Sustainability is also something Shah looks at as critical in terms of the workplace and organisational building. This is particular pertinent in terms of Sri Lanka and its workforce. As Shah bluntly points out, there are “too many people in agriculture”.

“27% of our population is in agriculture, and they contribute only about 7% to GDP. You can straightaway see the disparity and that there is a lot of poverty in the agriculture sector. And whatever you do you can’t bump up agriculture’s contribution to GDP beyond maybe about 10%, that’s about the max you can get.

“So you still can’t have 27% of the population contributing only 10% to GDP, you need to cut that down. You need to bring that down to possibly 15% or even 12% of our population. But they need to be accommodated in some kind of work, some kind of productive and sustainable work. And for this we need to create investment in this country.”

Investing in Sri Lanka

According to Shah, if there is just one thing that the country needs to focus on going forward it’s to raise exports to at least 100% of imports.

“Unless we do this, we will constantly hit forex challenges if we don’t change this balance. We’ve gone through the cycle a number of times and we will repeat it in the future if we don’t change the import/export balance in our country.”

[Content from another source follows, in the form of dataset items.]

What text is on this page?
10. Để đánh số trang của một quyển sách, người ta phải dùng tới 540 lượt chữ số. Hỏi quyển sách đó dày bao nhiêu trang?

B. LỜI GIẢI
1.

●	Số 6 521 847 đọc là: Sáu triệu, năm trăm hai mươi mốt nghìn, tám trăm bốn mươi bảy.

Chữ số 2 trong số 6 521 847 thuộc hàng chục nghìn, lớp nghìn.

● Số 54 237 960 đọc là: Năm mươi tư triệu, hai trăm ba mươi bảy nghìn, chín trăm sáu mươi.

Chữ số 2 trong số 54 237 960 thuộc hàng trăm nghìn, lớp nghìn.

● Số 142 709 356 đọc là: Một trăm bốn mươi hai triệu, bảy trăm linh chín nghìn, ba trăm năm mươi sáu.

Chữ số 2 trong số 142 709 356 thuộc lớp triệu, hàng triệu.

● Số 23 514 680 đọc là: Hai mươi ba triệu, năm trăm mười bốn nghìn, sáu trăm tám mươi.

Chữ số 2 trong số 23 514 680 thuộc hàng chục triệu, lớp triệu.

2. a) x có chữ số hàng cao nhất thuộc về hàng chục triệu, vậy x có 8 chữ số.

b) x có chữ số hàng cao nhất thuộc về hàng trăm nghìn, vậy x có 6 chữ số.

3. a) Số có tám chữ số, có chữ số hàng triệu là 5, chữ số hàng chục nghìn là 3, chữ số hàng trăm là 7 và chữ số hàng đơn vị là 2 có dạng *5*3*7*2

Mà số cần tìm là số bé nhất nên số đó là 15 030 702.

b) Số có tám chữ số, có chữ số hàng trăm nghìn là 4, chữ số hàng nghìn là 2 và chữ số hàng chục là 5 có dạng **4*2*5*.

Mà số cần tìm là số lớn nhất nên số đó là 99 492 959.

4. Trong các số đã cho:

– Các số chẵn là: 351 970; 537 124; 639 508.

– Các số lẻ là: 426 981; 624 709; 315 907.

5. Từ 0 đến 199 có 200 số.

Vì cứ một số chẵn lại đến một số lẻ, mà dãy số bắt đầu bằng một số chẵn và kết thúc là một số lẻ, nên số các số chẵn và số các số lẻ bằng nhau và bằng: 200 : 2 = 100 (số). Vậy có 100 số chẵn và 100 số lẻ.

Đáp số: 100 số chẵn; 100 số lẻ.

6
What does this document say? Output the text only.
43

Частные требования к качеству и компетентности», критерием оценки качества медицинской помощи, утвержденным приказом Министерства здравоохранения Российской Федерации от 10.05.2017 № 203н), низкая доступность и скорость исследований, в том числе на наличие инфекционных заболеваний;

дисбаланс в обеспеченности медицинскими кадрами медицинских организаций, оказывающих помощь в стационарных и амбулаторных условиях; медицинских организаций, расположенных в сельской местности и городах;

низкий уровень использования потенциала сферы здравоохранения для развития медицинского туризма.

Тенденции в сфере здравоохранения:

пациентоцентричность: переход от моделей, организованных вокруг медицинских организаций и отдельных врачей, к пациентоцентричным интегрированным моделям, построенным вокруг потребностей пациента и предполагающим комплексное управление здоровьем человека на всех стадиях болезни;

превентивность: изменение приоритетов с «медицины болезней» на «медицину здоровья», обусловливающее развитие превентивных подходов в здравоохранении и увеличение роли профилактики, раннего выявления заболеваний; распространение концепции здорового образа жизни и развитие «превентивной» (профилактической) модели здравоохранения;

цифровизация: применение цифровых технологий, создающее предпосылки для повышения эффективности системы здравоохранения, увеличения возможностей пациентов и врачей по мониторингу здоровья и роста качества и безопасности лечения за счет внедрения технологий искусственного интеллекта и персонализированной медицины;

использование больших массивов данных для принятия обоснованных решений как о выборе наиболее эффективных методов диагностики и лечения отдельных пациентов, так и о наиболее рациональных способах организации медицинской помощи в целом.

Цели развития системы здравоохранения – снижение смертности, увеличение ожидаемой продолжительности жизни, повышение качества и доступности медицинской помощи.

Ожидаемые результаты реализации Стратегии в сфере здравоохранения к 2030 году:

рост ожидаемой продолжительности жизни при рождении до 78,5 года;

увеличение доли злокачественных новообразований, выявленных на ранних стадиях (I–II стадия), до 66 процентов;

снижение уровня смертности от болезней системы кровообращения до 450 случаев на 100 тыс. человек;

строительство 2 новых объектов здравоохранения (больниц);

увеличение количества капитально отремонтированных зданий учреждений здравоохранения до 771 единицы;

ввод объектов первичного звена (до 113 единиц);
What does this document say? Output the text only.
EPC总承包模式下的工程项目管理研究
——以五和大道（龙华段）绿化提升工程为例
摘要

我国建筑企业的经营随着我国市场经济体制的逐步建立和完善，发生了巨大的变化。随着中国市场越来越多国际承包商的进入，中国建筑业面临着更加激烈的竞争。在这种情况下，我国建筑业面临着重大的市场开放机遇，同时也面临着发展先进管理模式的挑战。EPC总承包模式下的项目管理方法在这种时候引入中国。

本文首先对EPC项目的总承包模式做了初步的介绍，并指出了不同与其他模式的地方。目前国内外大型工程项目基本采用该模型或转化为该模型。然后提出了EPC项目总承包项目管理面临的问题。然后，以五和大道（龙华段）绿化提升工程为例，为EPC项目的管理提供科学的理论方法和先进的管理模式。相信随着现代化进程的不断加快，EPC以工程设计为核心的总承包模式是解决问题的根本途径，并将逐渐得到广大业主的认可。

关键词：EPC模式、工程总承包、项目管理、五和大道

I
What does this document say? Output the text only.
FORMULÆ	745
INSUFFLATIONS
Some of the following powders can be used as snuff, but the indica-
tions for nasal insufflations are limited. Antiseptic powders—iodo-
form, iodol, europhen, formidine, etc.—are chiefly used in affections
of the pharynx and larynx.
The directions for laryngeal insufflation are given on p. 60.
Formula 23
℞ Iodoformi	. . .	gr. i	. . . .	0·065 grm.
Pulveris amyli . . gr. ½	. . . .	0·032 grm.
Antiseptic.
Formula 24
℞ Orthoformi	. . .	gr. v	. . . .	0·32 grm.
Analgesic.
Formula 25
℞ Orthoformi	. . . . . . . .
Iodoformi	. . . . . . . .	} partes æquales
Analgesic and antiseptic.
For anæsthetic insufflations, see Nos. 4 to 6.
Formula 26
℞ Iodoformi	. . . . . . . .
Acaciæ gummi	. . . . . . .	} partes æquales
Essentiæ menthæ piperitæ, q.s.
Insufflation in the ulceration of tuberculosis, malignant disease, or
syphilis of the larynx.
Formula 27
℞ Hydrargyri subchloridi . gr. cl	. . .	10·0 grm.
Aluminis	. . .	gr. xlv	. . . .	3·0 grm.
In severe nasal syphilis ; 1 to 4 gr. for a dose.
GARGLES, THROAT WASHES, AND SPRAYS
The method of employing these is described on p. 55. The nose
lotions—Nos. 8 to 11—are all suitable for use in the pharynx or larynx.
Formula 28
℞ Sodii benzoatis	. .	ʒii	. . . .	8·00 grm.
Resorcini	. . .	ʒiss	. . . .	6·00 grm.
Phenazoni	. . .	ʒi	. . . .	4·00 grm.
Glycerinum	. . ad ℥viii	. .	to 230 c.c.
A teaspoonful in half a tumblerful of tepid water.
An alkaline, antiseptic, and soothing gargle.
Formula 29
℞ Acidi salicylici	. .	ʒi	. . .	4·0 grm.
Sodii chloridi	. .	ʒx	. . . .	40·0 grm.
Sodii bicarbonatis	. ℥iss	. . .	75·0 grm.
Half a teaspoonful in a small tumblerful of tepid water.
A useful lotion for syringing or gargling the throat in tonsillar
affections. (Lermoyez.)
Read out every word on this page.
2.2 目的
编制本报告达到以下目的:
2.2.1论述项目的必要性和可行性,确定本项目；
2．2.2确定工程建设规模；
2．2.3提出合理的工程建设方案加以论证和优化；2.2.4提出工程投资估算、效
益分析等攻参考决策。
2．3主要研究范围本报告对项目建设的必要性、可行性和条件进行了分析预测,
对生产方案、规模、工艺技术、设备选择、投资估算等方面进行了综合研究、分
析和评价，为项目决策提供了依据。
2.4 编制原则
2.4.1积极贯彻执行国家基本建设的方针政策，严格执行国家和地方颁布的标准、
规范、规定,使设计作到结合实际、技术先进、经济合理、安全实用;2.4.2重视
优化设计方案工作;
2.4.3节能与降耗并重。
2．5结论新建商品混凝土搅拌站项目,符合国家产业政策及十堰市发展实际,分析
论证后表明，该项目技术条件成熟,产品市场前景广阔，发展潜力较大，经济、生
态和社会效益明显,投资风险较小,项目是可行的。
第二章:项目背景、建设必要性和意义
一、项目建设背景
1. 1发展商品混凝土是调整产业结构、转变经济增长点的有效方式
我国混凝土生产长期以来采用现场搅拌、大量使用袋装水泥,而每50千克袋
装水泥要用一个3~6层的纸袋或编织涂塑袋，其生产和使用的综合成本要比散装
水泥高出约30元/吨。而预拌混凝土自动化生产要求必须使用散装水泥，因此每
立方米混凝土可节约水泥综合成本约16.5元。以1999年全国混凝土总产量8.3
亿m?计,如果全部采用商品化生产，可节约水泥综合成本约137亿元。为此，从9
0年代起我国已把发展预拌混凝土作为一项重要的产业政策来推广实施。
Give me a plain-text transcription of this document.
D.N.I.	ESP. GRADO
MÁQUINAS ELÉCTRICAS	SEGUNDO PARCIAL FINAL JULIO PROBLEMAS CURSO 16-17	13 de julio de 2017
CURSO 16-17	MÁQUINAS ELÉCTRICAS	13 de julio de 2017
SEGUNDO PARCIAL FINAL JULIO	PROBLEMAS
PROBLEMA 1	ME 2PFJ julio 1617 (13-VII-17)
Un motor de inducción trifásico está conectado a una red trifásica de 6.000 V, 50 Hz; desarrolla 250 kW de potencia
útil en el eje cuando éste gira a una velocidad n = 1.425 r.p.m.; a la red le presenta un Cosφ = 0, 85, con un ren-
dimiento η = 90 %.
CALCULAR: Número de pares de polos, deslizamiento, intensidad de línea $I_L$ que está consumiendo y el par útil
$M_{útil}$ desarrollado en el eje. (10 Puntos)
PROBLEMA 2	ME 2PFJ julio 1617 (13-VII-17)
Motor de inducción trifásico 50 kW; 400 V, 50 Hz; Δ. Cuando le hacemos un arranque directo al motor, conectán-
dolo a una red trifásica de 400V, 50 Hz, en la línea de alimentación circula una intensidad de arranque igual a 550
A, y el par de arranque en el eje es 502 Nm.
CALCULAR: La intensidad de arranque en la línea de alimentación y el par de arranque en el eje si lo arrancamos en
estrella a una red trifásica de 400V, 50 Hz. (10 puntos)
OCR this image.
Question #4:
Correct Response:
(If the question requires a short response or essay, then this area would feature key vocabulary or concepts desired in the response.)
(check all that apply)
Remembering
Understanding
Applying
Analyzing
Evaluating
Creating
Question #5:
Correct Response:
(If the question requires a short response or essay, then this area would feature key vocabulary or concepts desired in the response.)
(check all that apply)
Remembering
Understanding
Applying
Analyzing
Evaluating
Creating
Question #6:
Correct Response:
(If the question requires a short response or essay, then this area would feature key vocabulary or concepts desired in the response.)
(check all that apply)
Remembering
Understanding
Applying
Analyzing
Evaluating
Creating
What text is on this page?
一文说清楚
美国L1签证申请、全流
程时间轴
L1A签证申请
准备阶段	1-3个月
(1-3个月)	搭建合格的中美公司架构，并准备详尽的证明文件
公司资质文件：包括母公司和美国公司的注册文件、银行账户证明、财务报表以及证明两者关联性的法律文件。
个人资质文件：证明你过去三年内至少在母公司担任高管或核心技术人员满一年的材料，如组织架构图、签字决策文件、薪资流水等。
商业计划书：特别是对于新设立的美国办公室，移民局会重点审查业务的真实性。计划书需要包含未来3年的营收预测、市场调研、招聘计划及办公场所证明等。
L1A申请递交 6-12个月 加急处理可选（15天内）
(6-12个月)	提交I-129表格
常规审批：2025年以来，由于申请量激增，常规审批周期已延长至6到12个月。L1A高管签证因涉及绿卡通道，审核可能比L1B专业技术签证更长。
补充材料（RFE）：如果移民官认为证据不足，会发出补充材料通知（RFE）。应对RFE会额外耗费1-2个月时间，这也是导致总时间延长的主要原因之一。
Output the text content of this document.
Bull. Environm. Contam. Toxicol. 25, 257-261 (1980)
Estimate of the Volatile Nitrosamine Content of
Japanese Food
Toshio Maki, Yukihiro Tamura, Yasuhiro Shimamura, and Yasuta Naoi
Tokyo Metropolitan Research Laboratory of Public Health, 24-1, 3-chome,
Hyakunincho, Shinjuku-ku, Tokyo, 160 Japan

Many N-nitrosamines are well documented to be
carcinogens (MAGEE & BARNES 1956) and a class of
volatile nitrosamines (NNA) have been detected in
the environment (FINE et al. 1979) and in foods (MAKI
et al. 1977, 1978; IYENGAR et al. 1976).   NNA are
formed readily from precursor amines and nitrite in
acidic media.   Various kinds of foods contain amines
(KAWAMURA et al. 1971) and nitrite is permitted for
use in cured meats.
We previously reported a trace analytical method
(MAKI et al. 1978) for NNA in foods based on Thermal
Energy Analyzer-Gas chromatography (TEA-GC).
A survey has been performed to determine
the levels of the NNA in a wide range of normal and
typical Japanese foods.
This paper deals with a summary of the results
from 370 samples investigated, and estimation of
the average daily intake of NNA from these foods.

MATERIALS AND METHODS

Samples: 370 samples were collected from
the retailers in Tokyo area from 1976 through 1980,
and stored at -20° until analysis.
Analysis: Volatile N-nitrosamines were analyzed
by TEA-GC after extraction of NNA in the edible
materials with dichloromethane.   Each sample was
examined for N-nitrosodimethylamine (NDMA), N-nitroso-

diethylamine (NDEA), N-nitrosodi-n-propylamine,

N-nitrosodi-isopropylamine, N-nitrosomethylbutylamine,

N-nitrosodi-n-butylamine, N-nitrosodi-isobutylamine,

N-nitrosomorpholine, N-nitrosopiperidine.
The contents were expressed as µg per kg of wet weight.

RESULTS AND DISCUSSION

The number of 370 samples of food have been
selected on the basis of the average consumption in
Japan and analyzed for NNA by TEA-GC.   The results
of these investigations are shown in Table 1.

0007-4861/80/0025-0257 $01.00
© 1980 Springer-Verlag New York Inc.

For this to happen however, the private sector needs to compete at a very different level, says Shah.

“In the past – and I’m not very popular when I say this but this is the reality – the success in the private sector has been because of protection. Protection in this form is defined as high import tariffs, and preventing foreign investment into our economy. This is how we have defined protection in the past, and if we continue to define protection in this form we will not be able to compete in the global markets.”

Indeed, Shah wants to redefine protection. Drawing on examples of the successes on some of the world’s largest organisations such Apple, Google and Amazon, all of which were able to flourish in completely free market economies, Shah believes protectionism needs to be redefined as sustainability.

“They survived because they were competitive, productive and aggressive, and because they were creative and innovative businesses. We need to define protection as sustainability, if not we will not be sufficiently geared to meet the competitive challenges ahead.”

Alongside this, if Sri Lanka is then able to capitalise on shifting power dynamics in the global economy from the West to Asia, Shah believes that will prove the necessary launching pad for Sri Lanka’s economy.

“We are now seeing a shift in economic power from the West to Asia and Africa. With the use of renewable energy enhancing around the world, the power that the Middle East has today because of the supply of fossil fuels will diminish. Just imagine the Sahara and Africa, they may end up being the world’s premier supplier of energy through the use of renewable solar.

“Also, the shift off economic power from the West into Asia will be driven by fundamentally two countries, in India and China. Go back a few years and think of the advantages that Hong Kong and Singapore had being in very close proximity to two large trading blocs; Hong Kong to China and Singapore to ASEAN. Now Sri Lanka being in such close proximity to India, this is an opportunity that we should not lose.”